5. If you want to keep the programs and Windows updates that were installed after the discs were made, yes you would need a backup.
I'm not saying that my way is the right way, but it works for me and it keeps the OS clean by not having backups hogging up D:. I do backups about once a month onto the external. I delete the previous one and only keep the current one.
When we were experimenting, I should have deleted the Lenovo Partition to see if the recovery discs would still work, but I didn't. Seeing as how the recovery discs remade and resized the partitions, I would think they would rebuild the Lenovo partition also, but that's a guess.
Lenovo used to ship machines with a small C: and a large D:, but there were a lot of complaints, so they changed it to a large C: and a small D:. They can't please everybody, I suppose.
I know this whole thing is confusing, there's a sticky at the top of this Forum about OKR. There's articles in the knowledgebase also.
Edit: If you ever decide to do a clean install, it would be a good idea to copy all the drivers and applications from D: onto a DVD or flash drive. It would save hunting through the driver list.
07-29-2012 09:12 AM
I have to say that this whole OKR thing is a pita for those of us capable of routine external backups. Had the same problem with a Dell 1720 and a similar button that caused mayhem for a while. I don't much like the veiled threats from Lenovo about the Warranty if you fiddle with OKR either.
I simply want a single C drive with the supplied Windows working on it. So, if I transfer the boot to the C drive with EasyBCD I should be able to delete all these other partitions or will I??
07-29-2012 02:21 PM
It should work. You could also burn a system repair disc and a system image disc from within Control panel, Backup and restore.
Using that to reinstall Windows will put it on the whole drive with all your drivers and applications.
You might need the system repair disc to rewrite the boot files after moving the MBR to C: anyway.
07-29-2012 05:06 PM
Thanks for all your feedback and support, but I just have a few more questions:
1. I already copied the folders, sub-folders, and files with Hidden Folders turned on, using CTRL-C/CTRL-V; is that enough, or should I use an imaging tool to complete image the Lenovo partition?
2. If and when I want to install the drivers using the files in the Lenovo partition, what do I do? I see a "setup.exe" in some of them, but not all of them? Will Windows automatically find them, or should I install them manually when I come to that point?

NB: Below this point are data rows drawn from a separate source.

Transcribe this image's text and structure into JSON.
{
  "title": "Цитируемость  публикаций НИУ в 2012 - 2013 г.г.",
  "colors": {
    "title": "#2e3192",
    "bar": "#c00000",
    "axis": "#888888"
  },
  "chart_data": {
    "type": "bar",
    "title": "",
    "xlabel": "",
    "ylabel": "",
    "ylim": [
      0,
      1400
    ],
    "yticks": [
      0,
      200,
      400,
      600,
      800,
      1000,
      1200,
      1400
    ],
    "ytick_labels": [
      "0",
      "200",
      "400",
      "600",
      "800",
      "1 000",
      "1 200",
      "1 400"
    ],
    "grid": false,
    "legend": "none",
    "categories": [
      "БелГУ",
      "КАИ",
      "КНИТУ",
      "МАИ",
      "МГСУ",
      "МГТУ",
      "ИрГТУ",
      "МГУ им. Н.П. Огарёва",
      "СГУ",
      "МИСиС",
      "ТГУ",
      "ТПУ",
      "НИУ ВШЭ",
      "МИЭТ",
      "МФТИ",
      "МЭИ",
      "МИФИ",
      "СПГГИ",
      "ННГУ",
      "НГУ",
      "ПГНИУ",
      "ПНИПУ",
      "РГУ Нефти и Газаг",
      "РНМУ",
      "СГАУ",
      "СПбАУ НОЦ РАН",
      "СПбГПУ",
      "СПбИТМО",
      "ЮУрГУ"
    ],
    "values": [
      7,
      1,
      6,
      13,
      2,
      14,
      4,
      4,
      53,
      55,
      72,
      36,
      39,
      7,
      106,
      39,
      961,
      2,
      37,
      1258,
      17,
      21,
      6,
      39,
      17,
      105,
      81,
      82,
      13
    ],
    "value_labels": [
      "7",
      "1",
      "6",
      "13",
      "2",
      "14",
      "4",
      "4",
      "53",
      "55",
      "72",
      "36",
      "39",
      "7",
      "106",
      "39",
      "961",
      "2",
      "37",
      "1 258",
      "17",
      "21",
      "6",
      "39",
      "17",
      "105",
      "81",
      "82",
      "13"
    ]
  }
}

3. Will Windows boot if its partition, the Lenovo partition, and/or the LENOVO_PART partition are resized or deleted (deletion in the case of only the latter two)?
I really appreciate the attention I've been given on this matter. That's what I call customer service!
07-29-2012 05:48 PM - edited 07-29-2012 05:49 PM
You don't need to image the other two partitions, just the C: drive.
2. The OS image (C will already have all of the drivers and apps installed, the drivers and apps on D: would only be used if you were going to do a clean install. You're right that some of them have their installers with them. You could point the Windows installer to the folder to install a driver that doesn't have its installer with it. Unfortunately, that won't work with preinstalled applications. You'd have to go on your driver list to see if that application is listed.
3. Yes, Windows should still boot without the two Lenovo partitions. Unless they changed something that I don't know about, those two partitions are used for recovery. The two partitions that are required for Windows to work is the small one at the beginning of the partition table and the OS (C.
Almost time to push the button, isn't it? Let me know how you get on with this.